Grace and Julia Blanchard spent the first five years of their lives almost impossibly healthy.      
So, when Grace missed their birthday party in early January with severe cramping and diarrhea, Rick and Sara Blanchard were stunned to find out that she had contracted E.coli 0157.

"We were scared.  We were very concerned," said Rick Blanchard.
Grace was in pain and distant.

"You couldn't really talk with her.  She was so -- it was like she was doped up, but she hadn't had any medicine," said Sara Blanchard. "And then at the same time that was happening, Julia had gone down."
With both twins very sick, the Blanchards took them the emergency room at Chlldren's Healthcare of Atlanta at Scottish Rite.

"Had them on fluids from the minute we stepped into the hospital, and were drawing blood, taking blood, doing blood tests three times a day," said Rick Blanchard.

Kidney specialist Dr. Larry Greenbaum could see both girls were developing a severe complication of E.coli 0157 called Hemolytic Uremic Syndrome. Toxins from the bacteria were pouring into their bloodstream, destroying their blood cells and threatening their kidneys.
"This is a disease where we do not have a magic therapy. Most of our treatment is supportive," said Greenbaum.
The twins were placed in adjoining hospital rooms.

"They didn't see each other for four days, which is the longest in their lives," Sara Blanchard said.

Both girls needed three transfusions to stabilize their blood counts.

"They'd go down and then come up and go back down, and they'd come back up," Rick Blanchard said.
Grace stabilized first, then, slowly, so did Julia.  

The Blanchards may never know how and where the girls contracted E.coli 0157.
"And of course people don't remember what their kids ate three days ago, seven days ago, 10 days ago," Greenbaum said.

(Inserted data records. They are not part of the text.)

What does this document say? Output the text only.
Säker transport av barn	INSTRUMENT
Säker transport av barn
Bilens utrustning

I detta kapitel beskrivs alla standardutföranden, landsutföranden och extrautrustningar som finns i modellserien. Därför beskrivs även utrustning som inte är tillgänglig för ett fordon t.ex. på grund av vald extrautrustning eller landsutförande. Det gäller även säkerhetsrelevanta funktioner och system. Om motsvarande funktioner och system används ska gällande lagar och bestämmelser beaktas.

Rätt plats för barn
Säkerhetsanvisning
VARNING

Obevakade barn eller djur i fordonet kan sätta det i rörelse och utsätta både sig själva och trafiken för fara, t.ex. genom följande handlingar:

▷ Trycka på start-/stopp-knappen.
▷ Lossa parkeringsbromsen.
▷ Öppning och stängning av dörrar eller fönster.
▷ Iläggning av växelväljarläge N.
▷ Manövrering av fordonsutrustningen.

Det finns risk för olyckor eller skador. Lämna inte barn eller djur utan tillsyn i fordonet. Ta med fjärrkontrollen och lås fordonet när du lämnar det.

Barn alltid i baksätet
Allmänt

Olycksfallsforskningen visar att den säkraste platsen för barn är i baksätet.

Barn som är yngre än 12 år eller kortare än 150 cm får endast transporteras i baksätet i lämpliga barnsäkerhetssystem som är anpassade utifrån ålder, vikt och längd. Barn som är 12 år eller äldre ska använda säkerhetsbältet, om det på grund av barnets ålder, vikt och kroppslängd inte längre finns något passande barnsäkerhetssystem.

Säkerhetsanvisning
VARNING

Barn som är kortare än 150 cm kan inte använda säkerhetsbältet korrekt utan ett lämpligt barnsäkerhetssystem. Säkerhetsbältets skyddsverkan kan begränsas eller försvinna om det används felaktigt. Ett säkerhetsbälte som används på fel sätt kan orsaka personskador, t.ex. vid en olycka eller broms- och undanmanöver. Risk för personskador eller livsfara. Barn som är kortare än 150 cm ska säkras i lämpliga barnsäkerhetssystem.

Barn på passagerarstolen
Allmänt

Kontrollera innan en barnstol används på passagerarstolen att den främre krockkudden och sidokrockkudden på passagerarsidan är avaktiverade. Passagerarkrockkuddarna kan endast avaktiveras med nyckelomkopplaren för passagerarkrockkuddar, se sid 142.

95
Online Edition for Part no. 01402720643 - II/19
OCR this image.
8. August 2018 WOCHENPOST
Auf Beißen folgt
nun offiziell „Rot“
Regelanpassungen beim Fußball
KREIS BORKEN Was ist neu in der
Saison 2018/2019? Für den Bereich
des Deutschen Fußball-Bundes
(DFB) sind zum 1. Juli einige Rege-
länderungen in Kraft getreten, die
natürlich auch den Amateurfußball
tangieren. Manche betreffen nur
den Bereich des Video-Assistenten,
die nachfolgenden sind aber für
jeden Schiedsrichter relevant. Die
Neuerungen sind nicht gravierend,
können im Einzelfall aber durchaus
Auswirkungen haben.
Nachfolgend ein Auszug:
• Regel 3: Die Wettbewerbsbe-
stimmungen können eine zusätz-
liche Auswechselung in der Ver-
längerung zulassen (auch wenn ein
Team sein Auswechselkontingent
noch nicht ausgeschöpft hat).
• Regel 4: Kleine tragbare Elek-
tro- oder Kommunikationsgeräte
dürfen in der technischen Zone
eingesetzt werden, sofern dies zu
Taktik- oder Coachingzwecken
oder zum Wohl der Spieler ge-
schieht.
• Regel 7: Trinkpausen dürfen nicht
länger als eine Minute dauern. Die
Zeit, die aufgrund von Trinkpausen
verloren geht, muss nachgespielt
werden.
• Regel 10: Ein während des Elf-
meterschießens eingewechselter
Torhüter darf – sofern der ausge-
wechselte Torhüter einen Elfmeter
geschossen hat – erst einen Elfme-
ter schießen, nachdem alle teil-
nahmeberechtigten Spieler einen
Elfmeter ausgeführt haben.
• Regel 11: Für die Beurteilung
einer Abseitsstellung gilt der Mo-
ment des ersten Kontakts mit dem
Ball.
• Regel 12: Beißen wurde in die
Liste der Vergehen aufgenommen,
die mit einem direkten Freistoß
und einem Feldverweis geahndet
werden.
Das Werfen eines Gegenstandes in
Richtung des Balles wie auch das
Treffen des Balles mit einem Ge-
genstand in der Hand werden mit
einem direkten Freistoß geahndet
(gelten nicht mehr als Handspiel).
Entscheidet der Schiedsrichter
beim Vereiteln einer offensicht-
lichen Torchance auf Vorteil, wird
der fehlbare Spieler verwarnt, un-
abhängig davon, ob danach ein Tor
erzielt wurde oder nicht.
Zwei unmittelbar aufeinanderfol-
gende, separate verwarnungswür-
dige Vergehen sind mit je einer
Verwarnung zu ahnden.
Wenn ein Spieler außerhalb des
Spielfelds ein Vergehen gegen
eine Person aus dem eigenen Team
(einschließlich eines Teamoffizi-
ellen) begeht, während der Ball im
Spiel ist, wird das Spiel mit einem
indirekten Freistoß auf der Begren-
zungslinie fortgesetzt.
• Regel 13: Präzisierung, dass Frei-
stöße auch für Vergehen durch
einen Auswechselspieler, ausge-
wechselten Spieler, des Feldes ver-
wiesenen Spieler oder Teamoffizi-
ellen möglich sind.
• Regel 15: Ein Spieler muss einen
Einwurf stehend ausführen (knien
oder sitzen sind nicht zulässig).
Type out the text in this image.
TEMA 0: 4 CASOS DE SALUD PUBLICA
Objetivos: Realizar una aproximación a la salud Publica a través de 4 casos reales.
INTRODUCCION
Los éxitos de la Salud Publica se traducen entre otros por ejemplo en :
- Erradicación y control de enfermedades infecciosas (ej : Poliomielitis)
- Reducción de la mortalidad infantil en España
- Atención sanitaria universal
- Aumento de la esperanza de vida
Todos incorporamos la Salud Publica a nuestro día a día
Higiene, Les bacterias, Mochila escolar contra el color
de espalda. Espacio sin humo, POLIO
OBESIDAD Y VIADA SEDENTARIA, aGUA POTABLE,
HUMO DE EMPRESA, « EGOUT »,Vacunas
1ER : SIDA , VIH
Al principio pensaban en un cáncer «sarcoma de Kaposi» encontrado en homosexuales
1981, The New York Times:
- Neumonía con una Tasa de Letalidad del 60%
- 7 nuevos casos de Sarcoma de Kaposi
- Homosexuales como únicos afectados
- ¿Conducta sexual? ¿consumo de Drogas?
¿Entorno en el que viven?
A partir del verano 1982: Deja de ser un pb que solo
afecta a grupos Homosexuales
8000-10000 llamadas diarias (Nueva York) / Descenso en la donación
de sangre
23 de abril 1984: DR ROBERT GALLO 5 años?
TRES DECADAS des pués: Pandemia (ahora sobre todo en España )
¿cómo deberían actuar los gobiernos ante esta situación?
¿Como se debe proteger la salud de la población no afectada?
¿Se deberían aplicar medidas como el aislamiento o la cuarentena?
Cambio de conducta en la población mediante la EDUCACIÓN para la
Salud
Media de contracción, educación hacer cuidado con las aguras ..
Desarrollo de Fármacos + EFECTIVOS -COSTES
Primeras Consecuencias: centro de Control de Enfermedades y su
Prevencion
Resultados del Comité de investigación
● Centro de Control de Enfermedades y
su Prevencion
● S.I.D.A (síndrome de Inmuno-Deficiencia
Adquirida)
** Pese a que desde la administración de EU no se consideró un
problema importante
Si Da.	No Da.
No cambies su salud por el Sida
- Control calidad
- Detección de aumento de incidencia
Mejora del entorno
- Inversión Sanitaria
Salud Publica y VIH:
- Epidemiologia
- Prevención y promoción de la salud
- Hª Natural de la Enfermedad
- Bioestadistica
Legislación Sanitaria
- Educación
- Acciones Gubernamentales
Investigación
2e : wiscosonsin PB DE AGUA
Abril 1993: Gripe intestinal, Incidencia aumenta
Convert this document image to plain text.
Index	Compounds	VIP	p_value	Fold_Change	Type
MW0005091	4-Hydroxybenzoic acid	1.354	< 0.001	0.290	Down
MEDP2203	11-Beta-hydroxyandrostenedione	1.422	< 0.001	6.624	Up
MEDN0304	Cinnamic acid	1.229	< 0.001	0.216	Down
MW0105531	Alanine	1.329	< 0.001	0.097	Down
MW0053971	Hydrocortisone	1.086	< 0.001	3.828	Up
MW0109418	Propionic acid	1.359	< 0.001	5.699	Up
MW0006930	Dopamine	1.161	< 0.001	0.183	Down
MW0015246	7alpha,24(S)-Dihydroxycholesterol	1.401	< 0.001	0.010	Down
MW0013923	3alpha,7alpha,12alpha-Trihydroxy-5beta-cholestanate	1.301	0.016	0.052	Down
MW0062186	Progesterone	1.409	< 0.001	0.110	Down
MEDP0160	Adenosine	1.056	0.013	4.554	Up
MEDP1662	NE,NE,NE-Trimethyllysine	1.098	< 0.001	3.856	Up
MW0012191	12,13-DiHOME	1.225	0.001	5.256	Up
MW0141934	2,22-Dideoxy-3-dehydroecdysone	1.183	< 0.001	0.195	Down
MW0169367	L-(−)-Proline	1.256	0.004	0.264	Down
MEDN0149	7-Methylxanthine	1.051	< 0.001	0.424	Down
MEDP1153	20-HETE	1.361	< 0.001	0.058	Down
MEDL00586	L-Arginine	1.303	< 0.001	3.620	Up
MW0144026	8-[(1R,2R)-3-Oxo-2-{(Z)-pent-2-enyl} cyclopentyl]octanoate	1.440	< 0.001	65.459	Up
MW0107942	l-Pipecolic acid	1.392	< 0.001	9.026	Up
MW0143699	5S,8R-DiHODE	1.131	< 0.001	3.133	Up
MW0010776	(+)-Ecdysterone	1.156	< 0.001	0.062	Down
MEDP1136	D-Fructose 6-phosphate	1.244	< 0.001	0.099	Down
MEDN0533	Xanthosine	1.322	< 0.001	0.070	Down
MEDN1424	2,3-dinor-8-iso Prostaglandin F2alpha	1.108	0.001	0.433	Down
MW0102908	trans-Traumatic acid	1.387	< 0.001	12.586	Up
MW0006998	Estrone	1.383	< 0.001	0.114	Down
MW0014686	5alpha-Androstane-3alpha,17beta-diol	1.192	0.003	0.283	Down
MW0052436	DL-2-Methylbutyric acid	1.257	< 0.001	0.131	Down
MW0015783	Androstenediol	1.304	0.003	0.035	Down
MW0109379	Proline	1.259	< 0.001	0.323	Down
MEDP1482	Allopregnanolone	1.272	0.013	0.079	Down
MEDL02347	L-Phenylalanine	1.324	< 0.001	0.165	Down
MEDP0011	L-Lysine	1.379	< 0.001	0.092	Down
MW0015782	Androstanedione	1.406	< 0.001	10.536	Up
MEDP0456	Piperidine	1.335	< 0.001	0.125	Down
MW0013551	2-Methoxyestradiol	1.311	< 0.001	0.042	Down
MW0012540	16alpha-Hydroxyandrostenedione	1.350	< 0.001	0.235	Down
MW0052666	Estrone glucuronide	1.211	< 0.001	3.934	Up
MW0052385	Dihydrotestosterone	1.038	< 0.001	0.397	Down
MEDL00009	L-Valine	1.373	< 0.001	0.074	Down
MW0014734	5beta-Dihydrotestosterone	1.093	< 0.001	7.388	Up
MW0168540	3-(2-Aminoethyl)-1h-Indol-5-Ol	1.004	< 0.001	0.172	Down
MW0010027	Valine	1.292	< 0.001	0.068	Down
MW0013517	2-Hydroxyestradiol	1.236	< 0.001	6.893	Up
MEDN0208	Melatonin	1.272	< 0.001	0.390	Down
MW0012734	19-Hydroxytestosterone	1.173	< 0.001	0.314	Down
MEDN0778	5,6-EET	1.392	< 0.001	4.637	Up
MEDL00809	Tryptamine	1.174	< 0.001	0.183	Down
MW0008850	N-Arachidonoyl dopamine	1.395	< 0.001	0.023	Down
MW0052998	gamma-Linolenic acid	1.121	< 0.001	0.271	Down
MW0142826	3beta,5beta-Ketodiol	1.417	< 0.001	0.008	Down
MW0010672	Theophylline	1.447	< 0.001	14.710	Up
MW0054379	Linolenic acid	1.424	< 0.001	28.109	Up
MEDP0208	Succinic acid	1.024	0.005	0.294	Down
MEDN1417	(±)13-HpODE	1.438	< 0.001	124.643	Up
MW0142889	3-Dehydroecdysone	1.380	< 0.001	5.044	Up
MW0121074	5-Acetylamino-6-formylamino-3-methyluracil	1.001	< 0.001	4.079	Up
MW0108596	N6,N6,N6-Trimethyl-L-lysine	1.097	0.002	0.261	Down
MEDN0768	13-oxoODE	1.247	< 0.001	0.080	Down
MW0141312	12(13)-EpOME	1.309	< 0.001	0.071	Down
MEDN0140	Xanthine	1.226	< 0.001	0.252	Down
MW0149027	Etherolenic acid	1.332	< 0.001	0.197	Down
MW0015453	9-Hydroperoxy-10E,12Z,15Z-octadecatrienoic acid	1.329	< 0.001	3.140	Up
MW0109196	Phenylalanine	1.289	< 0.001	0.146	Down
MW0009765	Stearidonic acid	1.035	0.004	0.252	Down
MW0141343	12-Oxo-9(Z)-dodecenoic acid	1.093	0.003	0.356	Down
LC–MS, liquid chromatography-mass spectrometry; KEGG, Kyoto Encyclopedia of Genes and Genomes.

Yet, instead of shaking their faith, the Blanchards says the scare gave them faith in the kind of care available here in their hometown.

"We realize how lucky we are to have the incredible resource that is Children's Healthcare of Atlanta.  That place was fantastic," Rick Blanchard said.

Julia and Grace have fully-recovered.

When you hear about E.coli outbreaks in the news, they usually involve multiple people, and can be tied back to a restaurant, or tainted beef or produce.

Dr. Greenbaum said that most of the time, if there is not a big group of cases, they're never able to find the source of the illness.